IESE Insight
The road to good governance: Competence over compliance
A new study maps out how the 10 largest Spanish banks comply with ownership and governance recommendations.
The financial industry in the West is facing a period of radical change. Nowhere is this truer than in Spain, where the massive consolidation of the country's savings and retail banks, coupled with the recent failure of five of the country's 26 banking institutions to pass euro zone stress tests, has cast a spotlight on corporate governance in the country's financial sector.
In this sense, this report by IESE's Guido Stein and Manuel Gallego, together with Javier Capapé of Esade, could not be timelier.
The report focuses on the 10 largest banks in Spain in terms of market capitalization: Banco Santander, BBVA, CaixaBank, Bankia, Banco Popular Español, Banco Sabadell, Banesto, Bankinter, Banca Cívica and Banco Pastor.
How do these institutions apply good governance? In other words, what mechanisms do they implement to ensure efficient utilization of assets?
The authors' findings reveal that when it comes to compliance, a broad variety of possibilities exists.
Board size and composition
Acting within the Spanish Unified Code of 2006 and E.U. recommendations, each bank's bylaws define how it will carry out corporate governance requirements. As such, the boards studied by the authors demonstrate variety in terms of both composition and size.
For example, Santander requires the board to have between 14 and 22 members, CaixaBank 12 and 20, and BBVA anywhere between five and 15.
Of these, the proportion of executive directors to independent non-executive and proprietary directors (representing a significant shareholder) also varies. Independent directors are most common, averaging 44 percent of the total.

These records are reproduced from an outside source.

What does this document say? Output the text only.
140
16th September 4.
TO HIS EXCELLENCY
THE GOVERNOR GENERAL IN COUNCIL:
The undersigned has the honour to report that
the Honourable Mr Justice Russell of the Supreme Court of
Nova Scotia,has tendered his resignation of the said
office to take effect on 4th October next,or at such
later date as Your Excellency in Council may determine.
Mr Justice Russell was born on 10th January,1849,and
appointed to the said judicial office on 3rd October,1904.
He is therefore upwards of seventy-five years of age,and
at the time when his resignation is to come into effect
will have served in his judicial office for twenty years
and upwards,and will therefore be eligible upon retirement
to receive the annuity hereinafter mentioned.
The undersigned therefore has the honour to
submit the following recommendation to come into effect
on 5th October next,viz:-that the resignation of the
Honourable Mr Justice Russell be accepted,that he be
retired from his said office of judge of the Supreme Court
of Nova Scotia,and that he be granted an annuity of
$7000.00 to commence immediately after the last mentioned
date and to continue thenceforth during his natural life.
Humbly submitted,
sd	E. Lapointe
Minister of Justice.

However, the proportion of independents varies greatly from company to company — as high as 75 percent at BBVA and as low as 29 percent at CaixaBank and Banca Cívica.
On average, proprietary directors account for 26 percent of directors within the banks. The proportion is particularly high in the banks that emerged from the recent mergers between the country's savings banks, commonly referred to as "cajas." These include CaixaBank, Bankia and Banca Cívica.
Executive directors account for 20 percent of the boards in the authors' sample, with Santander and Bankinter having the highest proportion of executive directors, at 30 percent.
Moreover, the proportion of shares owned by the chairs of Banco Santander, BBVA and Banco Pastor suggests closer executive control of those boards. Santander's Emilio Botín and BBVA's Francisco González hold 66 percent and 74 percent, respectively, while Banco Pastor's José María Arias owns more than 60 percent of total board shares.
Shareholder pay and CEO duality
Banco Santander boasts the largest board of directors, with a total of 20 members. Santander also comes in with the highest total directors' remuneration, at 34 million euros, 400 percent more than the average total directors' remuneration for the Ibex 35, Spain's main stock index.
When it comes to the role of the CEO, Spanish banks tend to favor a duality system, which is when the chief executive simultaneously holds the position of chair of the board and CEO. This is certainly the case at two of the country's leading banks, Banco Santander and BBVA.
By contrast, the board of CaixaBank, the country's third largest financial institution, dictates the separation of the positions of chair of the board and company CEO.
Both Anglo-American and European tendencies
The authors describe ownership structure using two variables: type of company control depending on shareholder ownership (absolute, majority, minority or internal control) and the degree of concentration of ownership (high, medium or low).
At one end of the spectrum are CaixaBank and Banesto, which are under the absolute control (over 80 percent) of just one shareholder (Caja de Ahorros y Pensiones de Barcelona in the case of CaixaBank, and Banco Santander in the case of Banesto).
At the other end of the spectrum, Santander and BBVA have internal control, with no majority shareholders. As such, in terms of degree of concentration, Santander and BBVA reflect a dispersion of ownership more typical of the U.S. and British models of corporate governance.
In contrast, most banks in the study have a high shareholder concentration. In keeping with the Spanish and dominant European model of corporate governance, 37.5 percent of the voting rights of the average Spanish bank are held by a single shareholder.
A cluster analysis of ownership structures shows Santander and BBVA in one group, and the rest of the banks in another, with the exception of CaixaBank, which is in its own category but sharing similarities with the two big banks.
A factor analysis finds that nearly 90 percent of the variability between banks can be explained by: a high free float rate, the marked presence of institutional investors and high capitalization; board size; and executive nature of the board.
Finding the road to good governance
According to the authors, when it comes to achieving good governance, managerial competence is more crucial than mere compliance with the established codes of corporate governance.
They cite the case of CaixaBank, which has been led by the same management team for more than 30 years, as a model of solid professional management supported by structured corporate governance.
Clearly, since governance in banks is crucial to maintaining confidence in the financial markets and thereby creating sustainable value, it is in the interest of society at large to have stable, properly functioning banking institutions.
As this research has shown, banking institutions may achieve solid results with markedly varying business strategies and governance styles.
Nevertheless, the authors assert that the key to successful governance is appointing competent managers who really take the principles of good governance to heart.